“Platoon” is a 1986 American film about the Vietnam War. It’s one of a long line of such films. Americans love this subject. I guess it’s a complex. Of shabby pants. Still can’t get it off.
The movie was directed by the notorious Oliver Stone, who himself fought in the Vietnam war and used some episodes in his own creation from his own experience. It is surprising that his film was not banned in the States: it shows the American army “chopping” grass, raping Vietnamese women and carrying out punitive actions in Vietnamese villages, avenging the “poor” American soldiers who were killed.
They didn’t ban it, but when Stone went to the military departments looking for help and support for what he was up to, he was sent to a known address culturally, with a script like that. How could he show the American army in such a way? Though, who wanted – he already knew everything about the war from the mouths of its participants – their tongues were not in a knot.
I can hardly say much about the plot. A film about war is a film about war and the battles are the base here. However, the plot is worthy of saying a few words.

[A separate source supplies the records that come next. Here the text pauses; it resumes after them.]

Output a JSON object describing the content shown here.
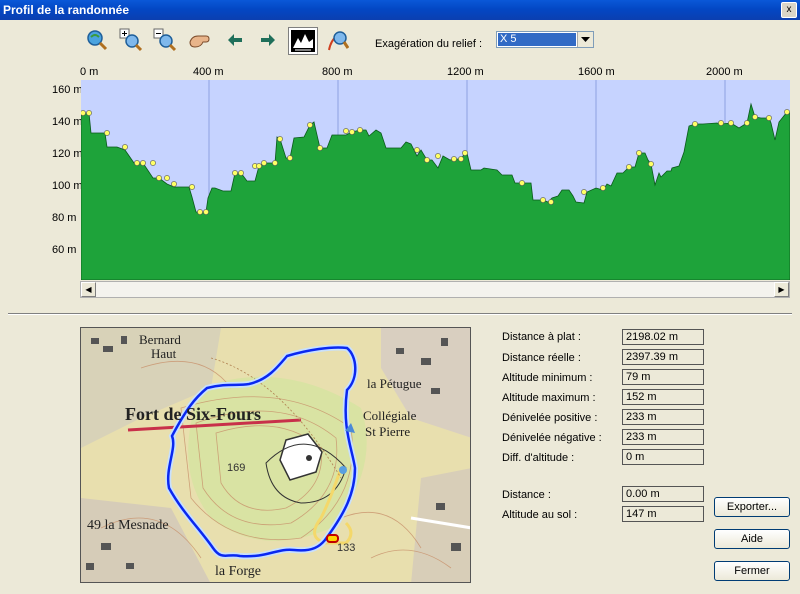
{
  "window": {
    "title": "Profil de la randonnée",
    "close_label": "x"
  },
  "toolbar": {
    "exaggeration_label": "Exagération du relief :",
    "exaggeration_value": "X 5"
  },
  "profile": {
    "x_ticks": [
      "0 m",
      "400 m",
      "800 m",
      "1200 m",
      "1600 m",
      "2000 m"
    ],
    "y_ticks": [
      "160 m",
      "140 m",
      "120 m",
      "100 m",
      "80 m",
      "60 m"
    ],
    "colors": {
      "sky": "#c6d3ff",
      "terrain": "#1ea33a",
      "waypoint": "#ffff66"
    }
  },
  "map": {
    "labels": [
      "Bernard",
      "Haut",
      "Fort de Six-Fours",
      "la Pétugue",
      "Collégiale",
      "St Pierre",
      "169",
      "49 la Mesnade",
      "la Forge",
      "133"
    ]
  },
  "stats": [
    {
      "label": "Distance à plat :",
      "value": "2198.02 m"
    },
    {
      "label": "Distance réelle :",
      "value": "2397.39 m"
    },
    {
      "label": "Altitude minimum :",
      "value": "79 m"
    },
    {
      "label": "Altitude maximum :",
      "value": "152 m"
    },
    {
      "label": "Dénivelée positive :",
      "value": "233 m"
    },
    {
      "label": "Dénivelée négative :",
      "value": "233 m"
    },
    {
      "label": "Diff. d'altitude :",
      "value": "0 m"
    },
    {
      "label": "Distance :",
      "value": "0.00 m"
    },
    {
      "label": "Altitude au sol :",
      "value": "147 m"
    }
  ],
  "buttons": {
    "export": "Exporter...",
    "help": "Aide",
    "close": "Fermer"
  }
}
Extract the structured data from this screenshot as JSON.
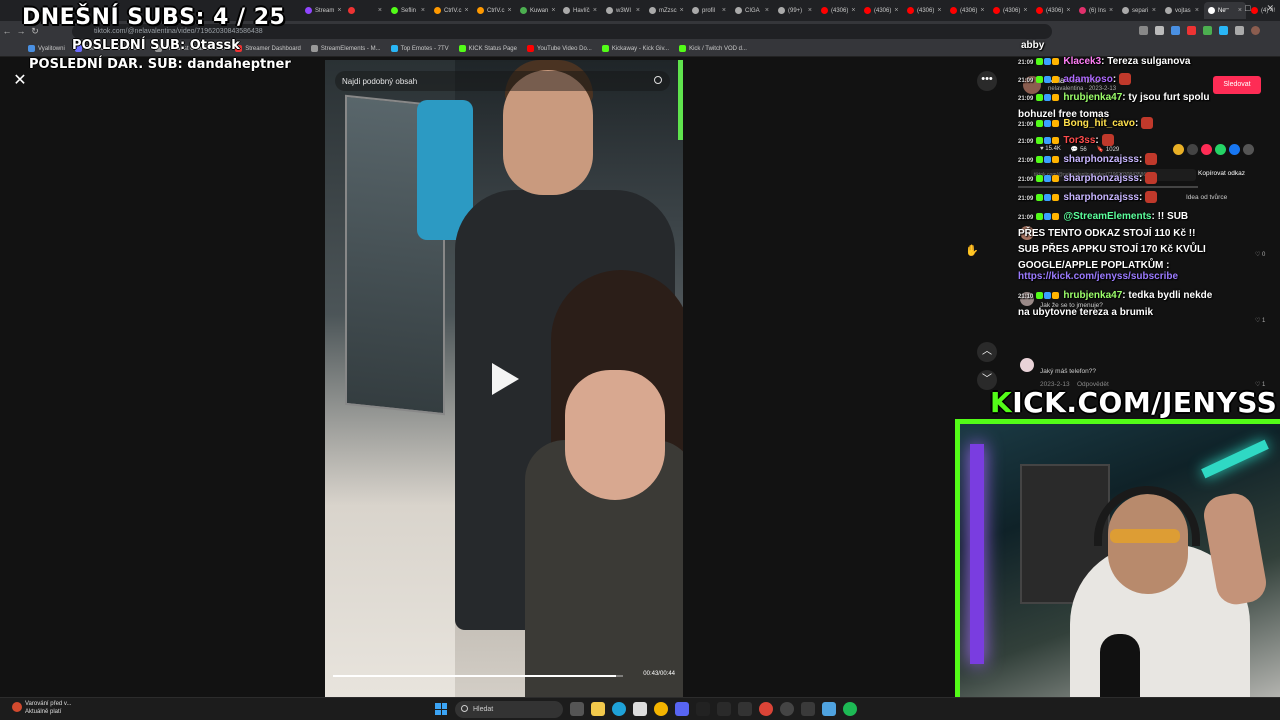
{
  "browser": {
    "tabs": [
      {
        "label": "Stream",
        "color": "#9146ff"
      },
      {
        "label": "",
        "color": "#e33"
      },
      {
        "label": "Seflin",
        "color": "#53fc18"
      },
      {
        "label": "CtrlV.c",
        "color": "#f90"
      },
      {
        "label": "CtrlV.c",
        "color": "#f90"
      },
      {
        "label": "Kuwan",
        "color": "#4caf50"
      },
      {
        "label": "Havlíč",
        "color": "#aaa"
      },
      {
        "label": "w3WI",
        "color": "#aaa"
      },
      {
        "label": "mZzsc",
        "color": "#aaa"
      },
      {
        "label": "profil",
        "color": "#aaa"
      },
      {
        "label": "CIGA",
        "color": "#aaa"
      },
      {
        "label": "(99+)",
        "color": "#aaa"
      },
      {
        "label": "(4306)",
        "color": "#f00"
      },
      {
        "label": "(4306)",
        "color": "#f00"
      },
      {
        "label": "(4306)",
        "color": "#f00"
      },
      {
        "label": "(4306)",
        "color": "#f00"
      },
      {
        "label": "(4306)",
        "color": "#f00"
      },
      {
        "label": "(4306)",
        "color": "#f00"
      },
      {
        "label": "(6) Ins",
        "color": "#e1306c"
      },
      {
        "label": "separi",
        "color": "#aaa"
      },
      {
        "label": "vojtas",
        "color": "#aaa"
      },
      {
        "label": "Ne",
        "color": "#fff",
        "active": true
      },
      {
        "label": "(4) 4!",
        "color": "#f00"
      }
    ],
    "new_tab": "+",
    "url": "tiktok.com/@nelavalentina/video/7196203084358643​8",
    "bookmarks": [
      {
        "label": "Vyalitowni",
        "color": "#4a90e2"
      },
      {
        "label": "File Converter - Free...",
        "color": "#6c6cff"
      },
      {
        "label": "The best ChatBot an...",
        "color": "#999"
      },
      {
        "label": "Streamer Dashboard",
        "color": "#e33"
      },
      {
        "label": "StreamElements - M...",
        "color": "#999"
      },
      {
        "label": "Top Emotes - 7TV",
        "color": "#29b6f6"
      },
      {
        "label": "KICK Status Page",
        "color": "#53fc18"
      },
      {
        "label": "YouTube Video Do...",
        "color": "#f00"
      },
      {
        "label": "Kickaway - Kick Giv...",
        "color": "#53fc18"
      },
      {
        "label": "Kick / Twitch VOD d...",
        "color": "#53fc18"
      }
    ]
  },
  "overlay": {
    "sub_count": "DNEŠNÍ SUBS: 4 / 25",
    "last_sub": "POSLEDNÍ SUB: Otassk",
    "last_donation": "POSLEDNÍ DAR. SUB: dandaheptner",
    "kick_prefix": "K",
    "kick_rest": "ICK.COM/JENYSS"
  },
  "video": {
    "search_placeholder": "Najdi podobný obsah",
    "time": "00:43/00:44",
    "progress": 0.977
  },
  "tiktok": {
    "creator_name": "Nela Valentina",
    "creator_sub": "nelavalentina · 2023-2-13",
    "follow": "Sledovat",
    "likes": "15.4K",
    "comments": "56",
    "saves": "1029",
    "copy_link": "Kopírovat odkaz",
    "comment_1": "Jak že se to jmenuje?",
    "comment_2": "Jaký máš telefon??",
    "comment_2_date": "2023-2-13",
    "reply": "Odpovědět",
    "heart_1": "0",
    "heart_2": "1",
    "heart_3": "1",
    "idea_text": "Idea od tvůrce"
  },
  "chat": [
    {
      "time": "",
      "user": "abby",
      "user_color": "#ffffff",
      "text": ""
    },
    {
      "time": "21:09",
      "user": "Klacek3",
      "user_color": "#ff7ef5",
      "text": ": Tereza sulganova"
    },
    {
      "time": "21:09",
      "user": "adamkoso",
      "user_color": "#b06bff",
      "text": ":"
    },
    {
      "time": "21:09",
      "user": "hrubjenka47",
      "user_color": "#9cff6b",
      "text": ": ty jsou furt spolu bohuzel free tomas"
    },
    {
      "time": "21:09",
      "user": "Bong_hit_cavo",
      "user_color": "#ffe14d",
      "text": ":"
    },
    {
      "time": "21:09",
      "user": "Tor3ss",
      "user_color": "#ff4d4d",
      "text": ":"
    },
    {
      "time": "21:09",
      "user": "sharphonzajsss",
      "user_color": "#c8b6ff",
      "text": ":"
    },
    {
      "time": "21:09",
      "user": "sharphonzajsss",
      "user_color": "#c8b6ff",
      "text": ":"
    },
    {
      "time": "21:09",
      "user": "sharphonzajsss",
      "user_color": "#c8b6ff",
      "text": ":"
    },
    {
      "time": "21:09",
      "user": "@StreamElements",
      "user_color": "#5cff9c",
      "text": ": !! SUB PŘES TENTO ODKAZ STOJÍ 110 Kč !! SUB PŘES APPKU STOJÍ 170 Kč KVŮLI GOOGLE/APPLE POPLATKŮM :"
    },
    {
      "time": "",
      "user": "",
      "user_color": "#9b7bff",
      "text": "https://kick.com/jenyss/subscribe"
    },
    {
      "time": "21:10",
      "user": "hrubjenka47",
      "user_color": "#9cff6b",
      "text": ": tedka bydli nekde na ubytovne tereza a brumik"
    }
  ],
  "taskbar": {
    "weather_line1": "Varování před v...",
    "weather_line2": "Aktuálně platí",
    "search": "Hledat"
  }
}
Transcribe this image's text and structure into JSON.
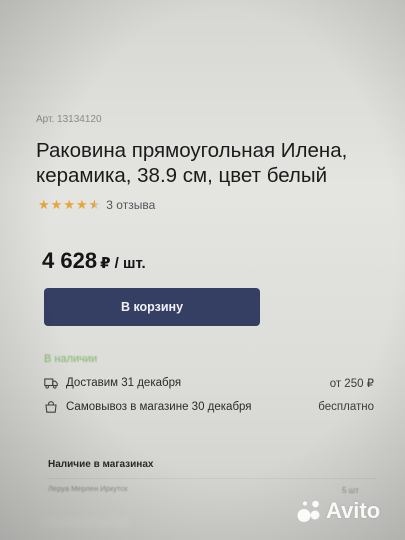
{
  "product": {
    "article": "Арт. 13134120",
    "title": "Раковина прямоугольная Илена, керамика, 38.9 см, цвет белый",
    "rating": 4.5,
    "reviews": "3 отзыва",
    "price": "4 628",
    "unit": "₽ / шт.",
    "add_to_cart": "В корзину"
  },
  "availability": {
    "status": "В наличии",
    "delivery_label": "Доставим 31 декабря",
    "delivery_price": "от 250 ₽",
    "pickup_label": "Самовывоз в магазине 30 декабря",
    "pickup_price": "бесплатно"
  },
  "stores": {
    "title": "Наличие в магазинах",
    "name": "Леруа Мерлен Иркутск",
    "qty": "5 шт"
  },
  "watermark": "Avito",
  "colors": {
    "accent": "#343f63",
    "stars": "#e7a53a",
    "in_stock": "#7fb96b"
  }
}
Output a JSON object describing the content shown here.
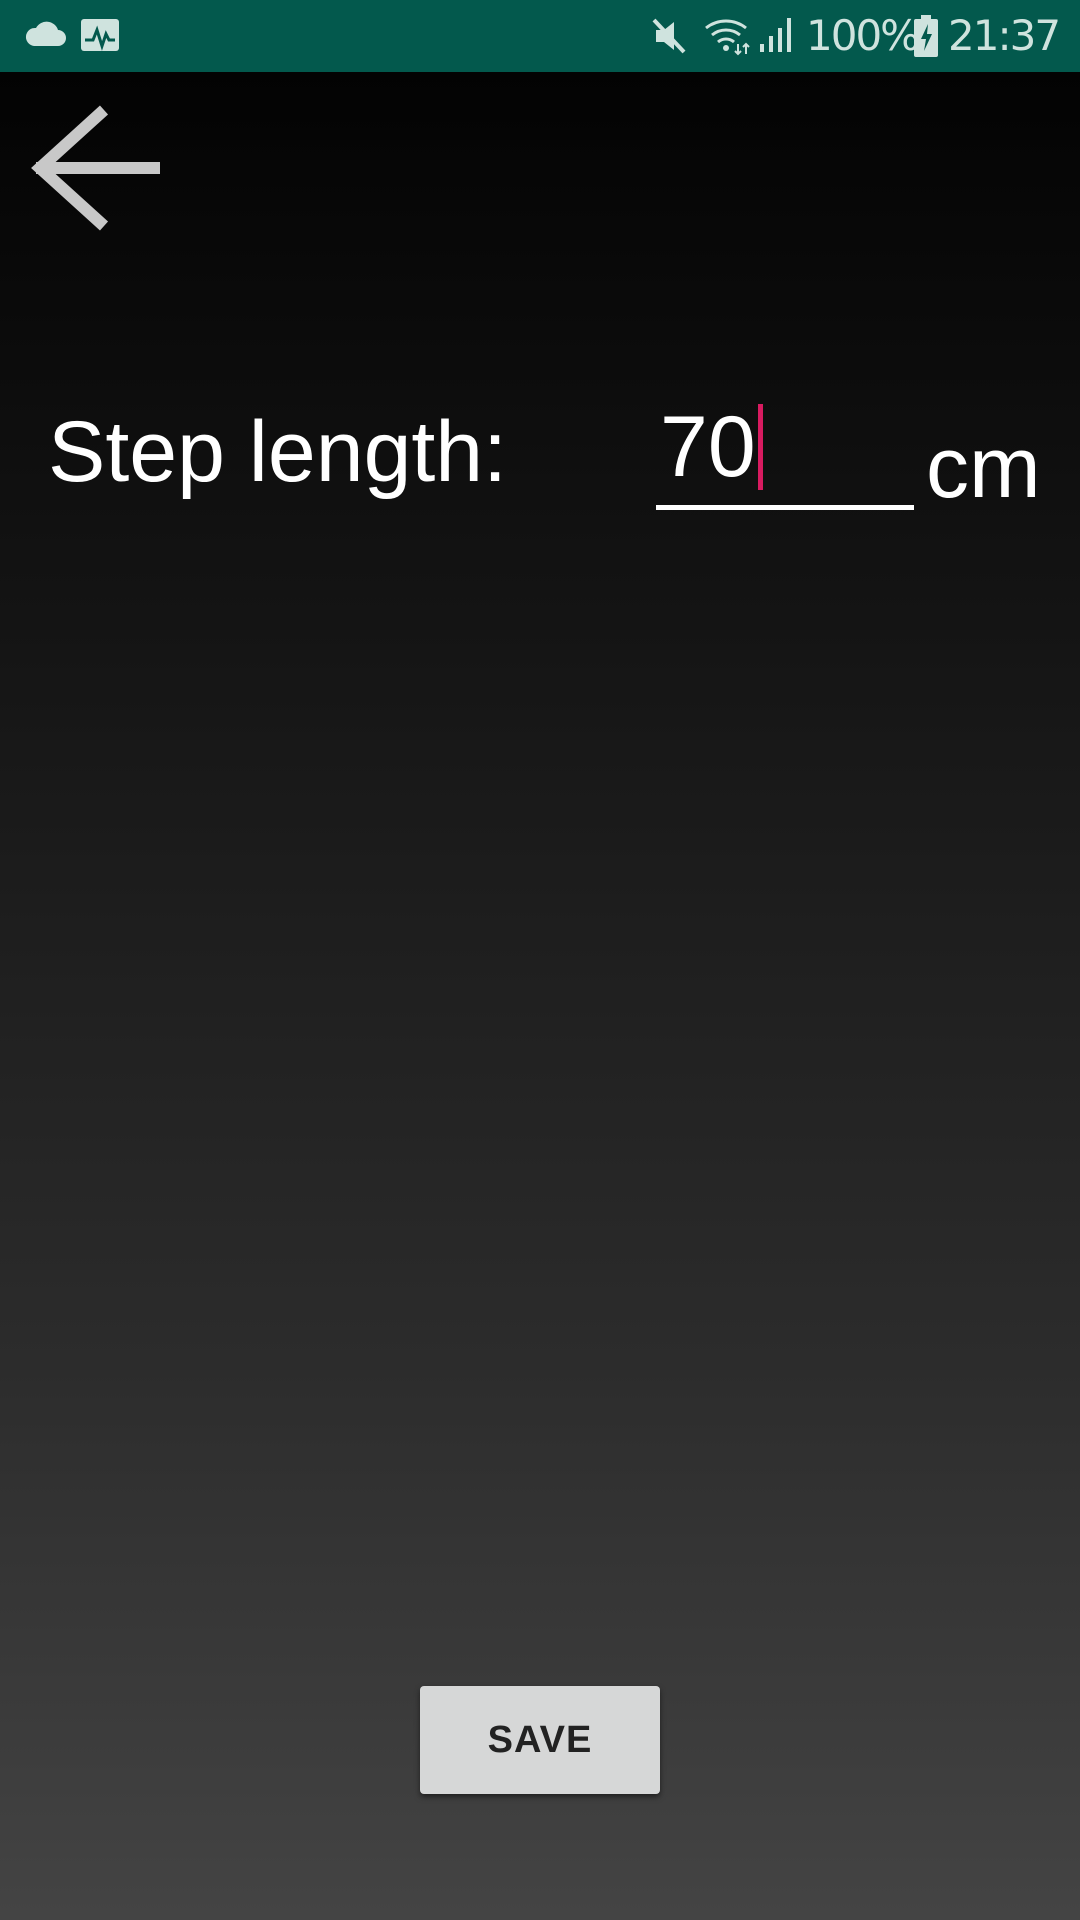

The story is based on the service of a naive American “boy” by the name of Chris Taylor, who came to Vietnam as a volunteer. The unpleasant picture that opens at the airport, in the form of a fair number of filled black body bags and, to put it mildly, “not jolly” look of the demobilized, does not embarrass Taylor a bit. He arrived with the right beliefs and “ready” for the horrors of combat, not to mention the hardships of field soldier life.
However, within a week he realizes that he is in Hell, and he already hates everything. His enthusiasm quickly evaporates. And yet he had not yet been “shelled.” But soon this “misunderstanding” is corrected, and he and his platoon go into their first night ambush. And here the “flowers” for Taylor are over, and the “berries” begin to mature, under the influence of which he is to change.
There are enough interesting characters in the movie, but I will concentrate only on the most significant ones, both from the point of view of the plot development and the film’s atmosphere.
Chris Taylor is the main character in the film. As mentioned above, he is a naïve fool, who has to plunge into a whole heap of life products and “give birth” to a few epiphany-level maxims about it.
Because of his, again, naivete and lack of experience of acting in unfriendly conditions and unfamiliar surroundings, he found himself alternately impressed by the other two characters – Staff Sergeant Barnes and Sergeant Elias. And the shifting impressions were, at times, like throwing a piece of you-know-what through an ice-hole.